General characteristics
- Class & type: Type VIIC submarine
- Displacement: 769 tonnes (757 long tons) surfaced; 871 t (857 long tons) submerged;
- Length: 67.10 m (220 ft 2 in) o/a; 50.50 m (165 ft 8 in) pressure hull;
- Beam: 6.20 m (20 ft 4 in) o/a; 4.70 m (15 ft 5 in) pressure hull;
- Height: 9.60 m (31 ft 6 in)
- Draught: 4.72 m (15 ft 6 in)
- Installed power: 2,800–3,200 PS (2,100–2,400 kW; 2,800–3,200 bhp) (diesels); 750 PS (550 kW; 740 shp) (electric);
- Propulsion: 2 shafts; 2 × diesel engines; 2 × electric motors;
- Speed: 17.7 knots (32.8 km/h; 20.4 mph) surfaced; 7.6 knots (14.1 km/h; 8.7 mph) submerged;
- Range: 8,500 nmi (15,700 km; 9,800 mi) at 10 knots (19 km/h; 12 mph) surfaced; 80 nmi (150 km; 92 mi) at 4 knots (7.4 km/h; 4.6 mph) submerged;
- Test depth: 230 m (750 ft); Calculated crush depth: 250–295 m (820–968 ft);
- Complement: 4 officer, 40-48 enlisted
- Armament: 5 × 53.3 cm (21 in) torpedo tubes (four bow, one stern); 14 × torpedoes or 26 TMA mines; 1 × 8.8 cm (3.46 in) deck gun (220 rounds); 1 × 3.7 cm (1.5 in) Flak M42 AA gun ; 2 × twin 2 cm (0.79 in) C/30 anti-aircraft guns;

Service record
- Part of: 5th U-boat Flotilla; 2 October 1943 – 31 May 1944; 1st U-boat Flotilla; 1 June – 8 July 1944;
- Identification codes: M 54 310
- Commanders: Oblt.z.S. / Kptlt. Hans Märtens; 2 October 1943 – 8 July 1944;
- Operations: 1 patrol:; a. 8 – 12 June 1944; b. 15 June – 8 July 1944;
- Victories: None

= German submarine U-243 =

German World War II submarine

German submarine U-243 was a Type VIIC U-boat of Nazi Germany's Kriegsmarine during World War II.

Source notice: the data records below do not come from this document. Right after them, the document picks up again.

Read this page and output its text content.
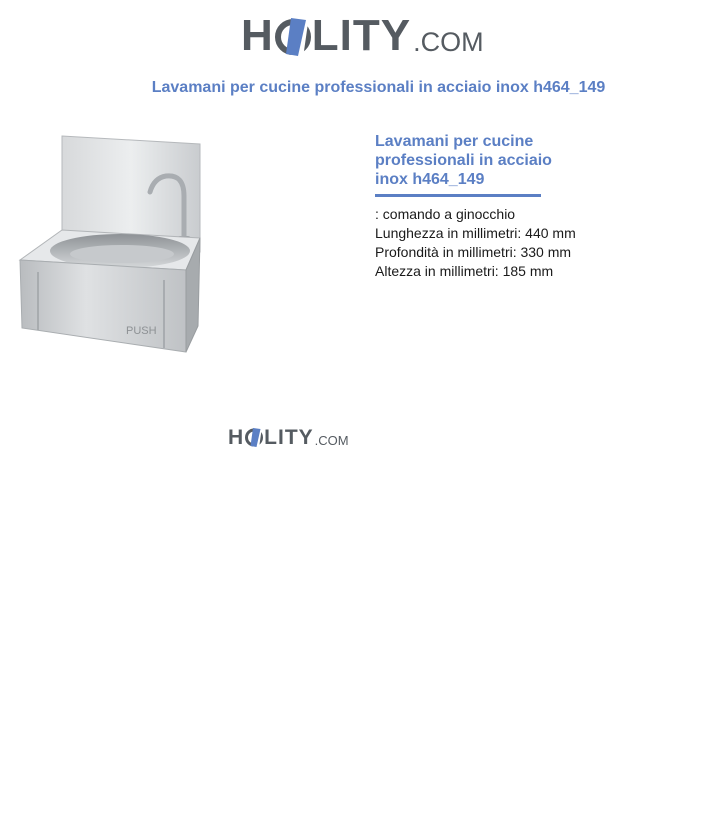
H LITY .COM
Lavamani per cucine professionali in acciaio inox h464_149
PUSH
Lavamani per cucine professionali in acciaio inox h464_149
: comando a ginocchio
Lunghezza in millimetri: 440 mm
Profondità in millimetri: 330 mm
Altezza in millimetri: 185 mm
H LITY .COM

An order was placed for U-243 on 10 April 1941 and construction began on 28 October 1942 at Friedrich Krupp Germaniawerft, Kiel, as yard number 677. She was launched the following year on 2 September 1943 and commissioned on 2 October 1943 under the command of Oberleutnant zur See Hans Märtens. Three days into her only patrol, she shot a German aircraft down.

She was sunk in the Bay of Biscay on 8 July 1944.

==Design==
German Type VIIC submarines were preceded by the shorter Type VIIB submarines. U-243 had a displacement of 769 t when at the surface and 871 t while submerged. She had a total length of 67.10 m, a pressure hull length of 50.50 m, a beam of 6.20 m, a height of 9.60 m, and a draught of 4.74 m. The submarine was powered by two Germaniawerft F46 four-stroke, six-cylinder supercharged diesel engines producing a total of 2800 to 3200 PS for use while surfaced, two AEG GU 460/8–27 double-acting electric motors producing a total of 750 PS for use while submerged. She had two shafts and two 1.23 m propellers. The boat was capable of operating at depths of up to 230 m.

The submarine had a maximum surface speed of 17.7 kn and a maximum submerged speed of 7.6 kn. When submerged, the boat could operate for 80 nmi at 4 kn; when surfaced, she could travel 8500 nmi at 10 kn. U-243 was fitted with five 53.3 cm torpedo tubes (four fitted at the bow and one at the stern), fourteen torpedoes, one 8.8 cm SK C/35 naval gun, (220 rounds), one 3.7 cm Flak M42 and two twin 2 cm C/30 anti-aircraft guns. The boat had a complement of between forty-four and sixty.

==Service history==
Her only patrol was preceded by a short voyage from Kiel to Flekkefjord in southern Norway in May 1944. On 11 June 1944, she mistakenly shot down a German Junkers Ju 88 aircraft 40 nmi southwest of Bergen while making for that city.

She passed through the gap between Iceland and the Faroe Islands and steamed south, heading for the French Atlantic ports.

She was attacked and sunk by a Sunderland flying boat of No. 10 Squadron RAAF in the Bay of Biscay on 8 July 1944. Eleven men died; there were 38 survivors.